Using sunflowers as their inspiration, MIT researchers, led by assistant professor of mechanical engineering Alexander Mitsos, came up with a biomimetic design — a design that mimics nature — that better arranges the mirrors.

In solar concentrator parlance, the devices that hold the mirrors are called heliostats. Normally, the heliostats are arranged in concentric circles — bull’s eye style — around a central tower. They reflect light from the sun toward the top of the tower, where there is a solar receiver. The receiver uses the intense heat to produce steam; the steam is used to turn a turbine that drives a generator, producing electricity.

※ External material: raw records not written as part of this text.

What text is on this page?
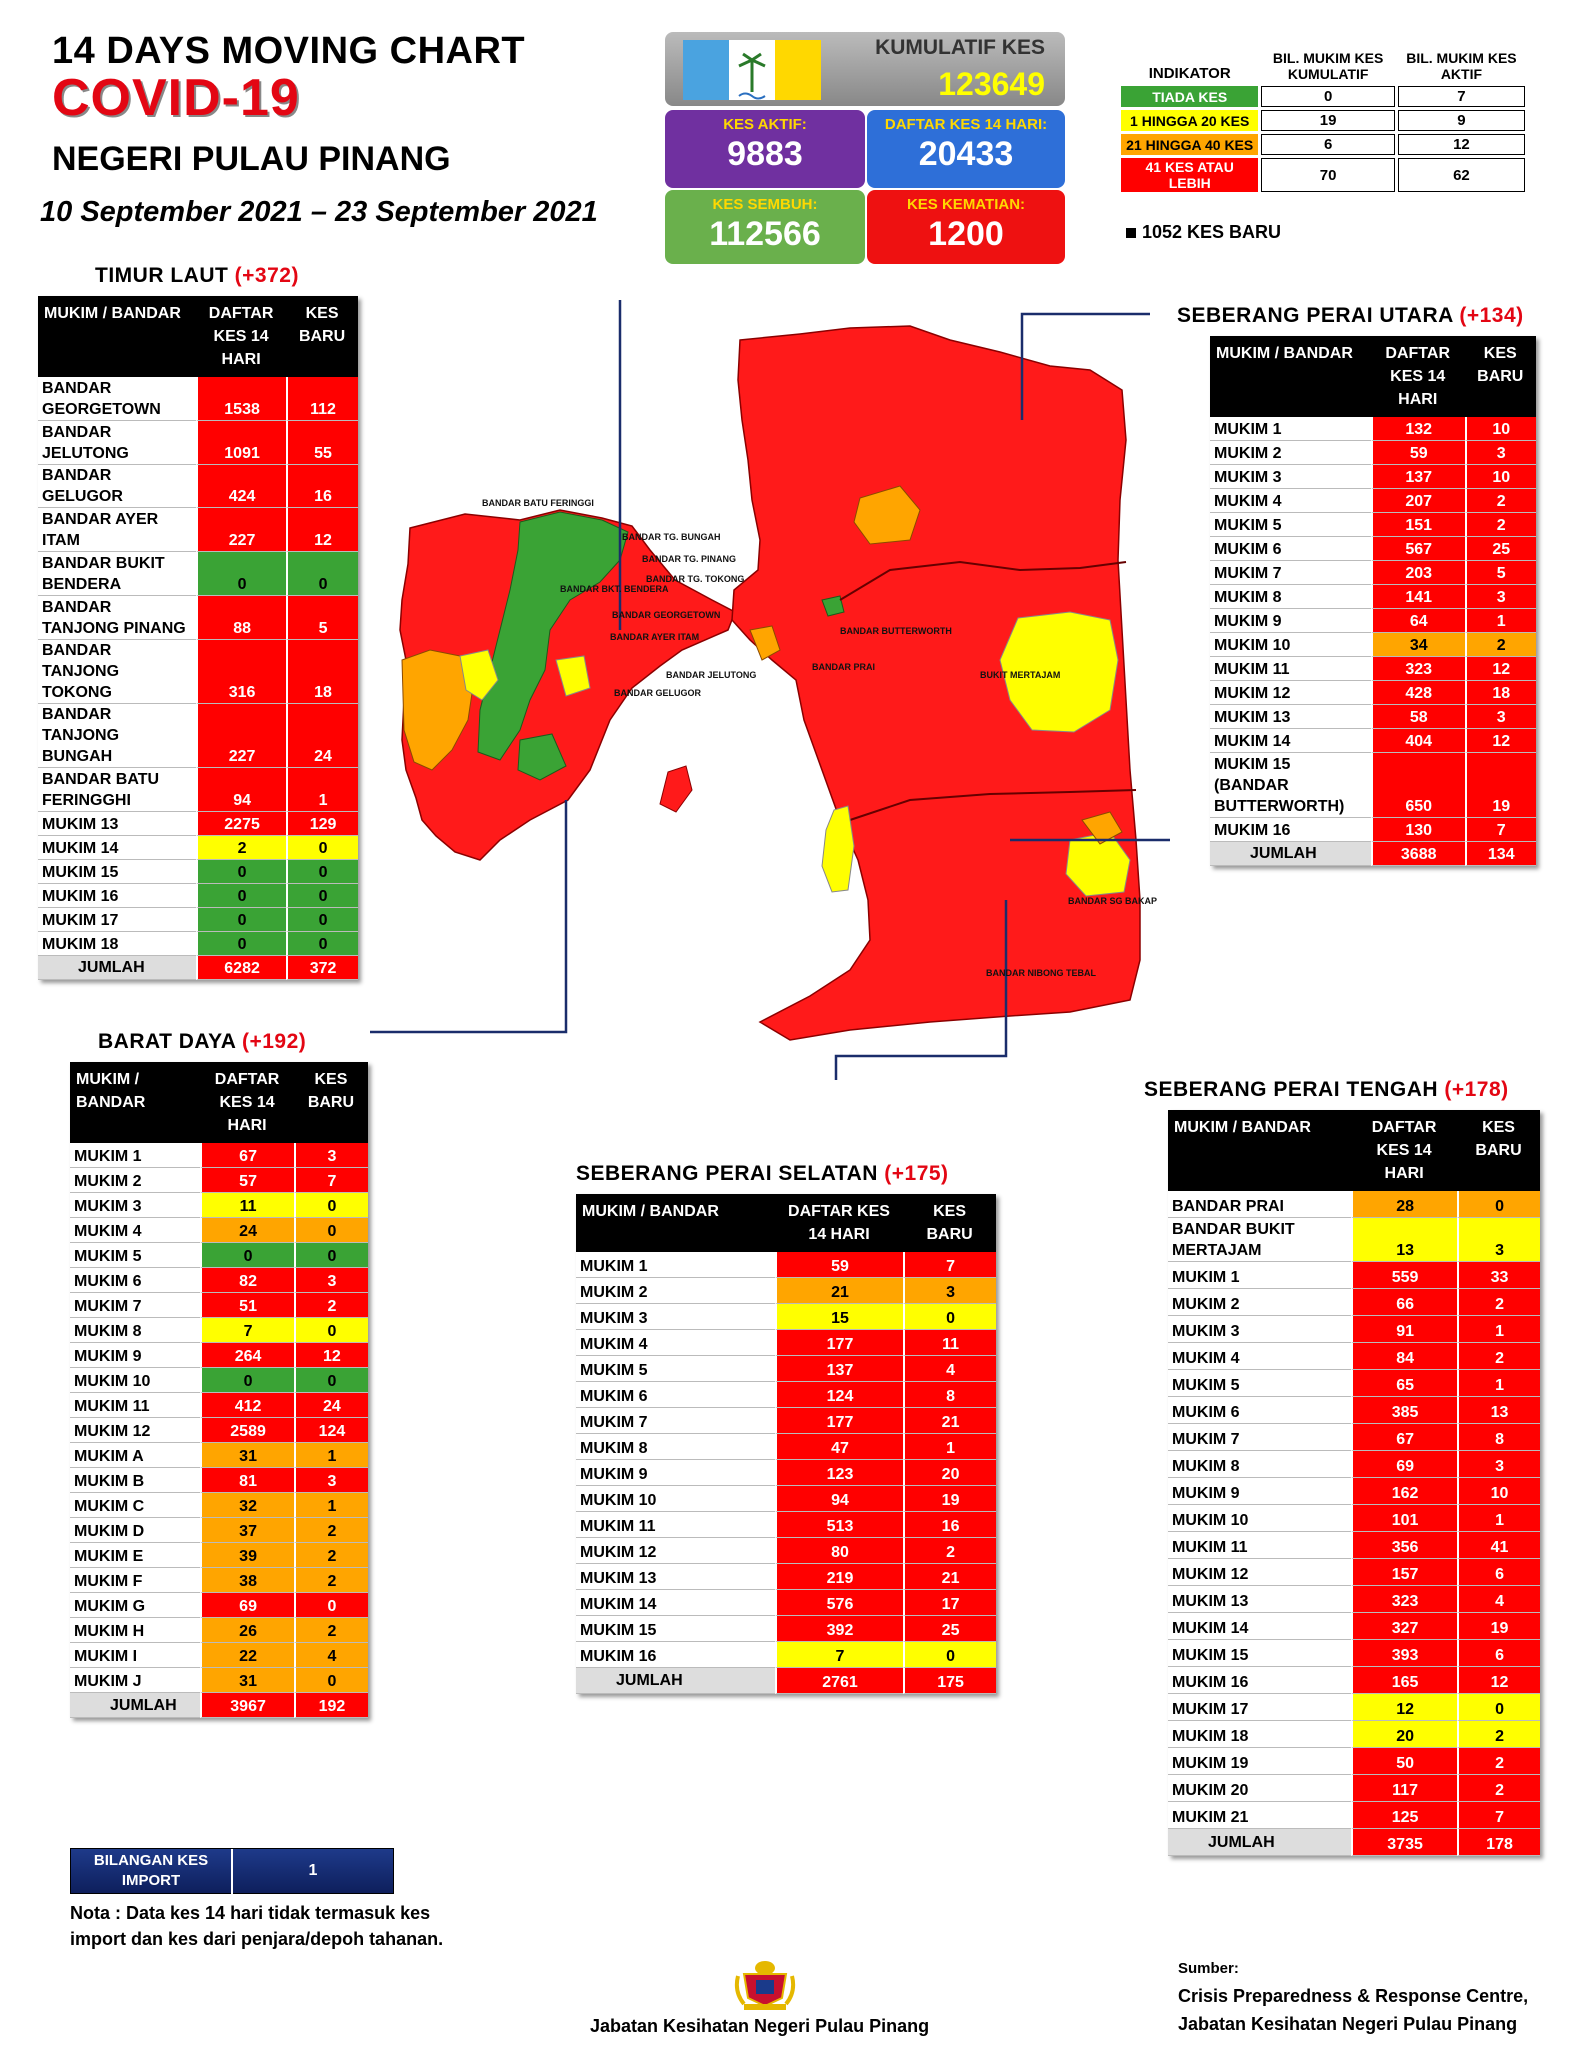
14 DAYS MOVING CHART
COVID-19
NEGERI PULAU PINANG
10 September 2021 – 23 September 2021
KUMULATIF KES
123649
KES AKTIF:
9883
DAFTAR KES 14 HARI:
20433
KES SEMBUH:
112566
KES KEMATIAN:
1200
INDIKATOR	BIL. MUKIM KES KUMULATIF	BIL. MUKIM KES AKTIF
TIADA KES	0	7
1 HINGGA 20 KES	19	9
21 HINGGA 40 KES	6	12
41 KES ATAU LEBIH	70	62
1052 KES BARU
TIMUR LAUT (+372)
BARAT DAYA (+192)
SEBERANG PERAI UTARA (+134)
SEBERANG PERAI SELATAN (+175)
SEBERANG PERAI TENGAH (+178)
MUKIM / BANDAR	DAFTAR KES 14 HARI	KES BARU
BANDAR GEORGETOWN	1538	112
BANDAR JELUTONG	1091	55
BANDAR GELUGOR	424	16
BANDAR AYER ITAM	227	12
BANDAR BUKIT BENDERA	0	0
BANDAR TANJONG PINANG	88	5
BANDAR TANJONG TOKONG	316	18
BANDAR TANJONG BUNGAH	227	24
BANDAR BATU FERINGGHI	94	1
MUKIM 13	2275	129
MUKIM 14	2	0
MUKIM 15	0	0
MUKIM 16	0	0
MUKIM 17	0	0
MUKIM 18	0	0
JUMLAH	6282	372
MUKIM / BANDAR	DAFTAR KES 14 HARI	KES BARU
MUKIM 1	67	3
MUKIM 2	57	7
MUKIM 3	11	0
MUKIM 4	24	0
MUKIM 5	0	0
MUKIM 6	82	3
MUKIM 7	51	2
MUKIM 8	7	0
MUKIM 9	264	12
MUKIM 10	0	0
MUKIM 11	412	24
MUKIM 12	2589	124
MUKIM A	31	1
MUKIM B	81	3
MUKIM C	32	1
MUKIM D	37	2
MUKIM E	39	2
MUKIM F	38	2
MUKIM G	69	0
MUKIM H	26	2
MUKIM I	22	4
MUKIM J	31	0
JUMLAH	3967	192
MUKIM / BANDAR	DAFTAR KES 14 HARI	KES BARU
MUKIM 1	132	10
MUKIM 2	59	3
MUKIM 3	137	10
MUKIM 4	207	2
MUKIM 5	151	2
MUKIM 6	567	25
MUKIM 7	203	5
MUKIM 8	141	3
MUKIM 9	64	1
MUKIM 10	34	2
MUKIM 11	323	12
MUKIM 12	428	18
MUKIM 13	58	3
MUKIM 14	404	12
MUKIM 15 (BANDAR BUTTERWORTH)	650	19
MUKIM 16	130	7
JUMLAH	3688	134
MUKIM / BANDAR	DAFTAR KES 14 HARI	KES BARU
MUKIM 1	59	7
MUKIM 2	21	3
MUKIM 3	15	0
MUKIM 4	177	11
MUKIM 5	137	4
MUKIM 6	124	8
MUKIM 7	177	21
MUKIM 8	47	1
MUKIM 9	123	20
MUKIM 10	94	19
MUKIM 11	513	16
MUKIM 12	80	2
MUKIM 13	219	21
MUKIM 14	576	17
MUKIM 15	392	25
MUKIM 16	7	0
JUMLAH	2761	175
MUKIM / BANDAR	DAFTAR KES 14 HARI	KES BARU
BANDAR PRAI	28	0
BANDAR BUKIT MERTAJAM	13	3
MUKIM 1	559	33
MUKIM 2	66	2
MUKIM 3	91	1
MUKIM 4	84	2
MUKIM 5	65	1
MUKIM 6	385	13
MUKIM 7	67	8
MUKIM 8	69	3
MUKIM 9	162	10
MUKIM 10	101	1
MUKIM 11	356	41
MUKIM 12	157	6
MUKIM 13	323	4
MUKIM 14	327	19
MUKIM 15	393	6
MUKIM 16	165	12
MUKIM 17	12	0
MUKIM 18	20	2
MUKIM 19	50	2
MUKIM 20	117	2
MUKIM 21	125	7
JUMLAH	3735	178
BANDAR BATU FERINGGI
BANDAR TG. BUNGAH
BANDAR TG. PINANG
BANDAR TG. TOKONG
BANDAR BKT. BENDERA
BANDAR GEORGETOWN
BANDAR AYER ITAM
BANDAR JELUTONG
BANDAR GELUGOR
BANDAR BUTTERWORTH
BANDAR PRAI
BUKIT MERTAJAM
BANDAR SG BAKAP
BANDAR NIBONG TEBAL
BILANGAN KES IMPORT
1
Nota : Data kes 14 hari tidak termasuk kes import dan kes dari penjara/depoh tahanan.
Jabatan Kesihatan Negeri Pulau Pinang
Sumber:
Crisis Preparedness & Response Centre,
Jabatan Kesihatan Negeri Pulau Pinang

Now look closely at the florets in the center of the sunflower photo above and imagine a bunch of heliostats arranged in that pattern.

Mitsos and his colleagues recommend angling the heliostats at 137 degrees relative to each other in a parabolic pattern called the “Fermat spiral” after the 17th Century French mathematician Pierre de Fermat.

Last fall, I visited a remote part of the Arizona desert about an hour’s drive from Phoenix. Row upon row of photovoltaic panels lined the ground, all part of the Mesquite Solar complex that’s being constructed by Sempra Generation using locally manufactured Suntech panels. When it’s finished in 2013, the plant will be one of the largest solar facilities in the world.

At the time, I learned that one major advantage that stationary solar panels have over heliostats is that their modular nature makes it possible to start generating power immediately. You don’t have to wait for an entire plant to be finished first.

However, solar concentrators can generate a heck of a lot of power. The seemingly simple reconfiguration that the MIT-led team suggests would increase efficiency, while also reducing the amount of land needed for a facility by 15.8 percent, according to the researchers, who recently published their flower-like model in the journal Solar Energy.

“The new pattern achieves a better trade-off between land area usage and efficiency,” the researchers wrote in Solar Energy. “It can reduce the area requirement significantly for any desired efficiency.” That means a little flower power could go a long way.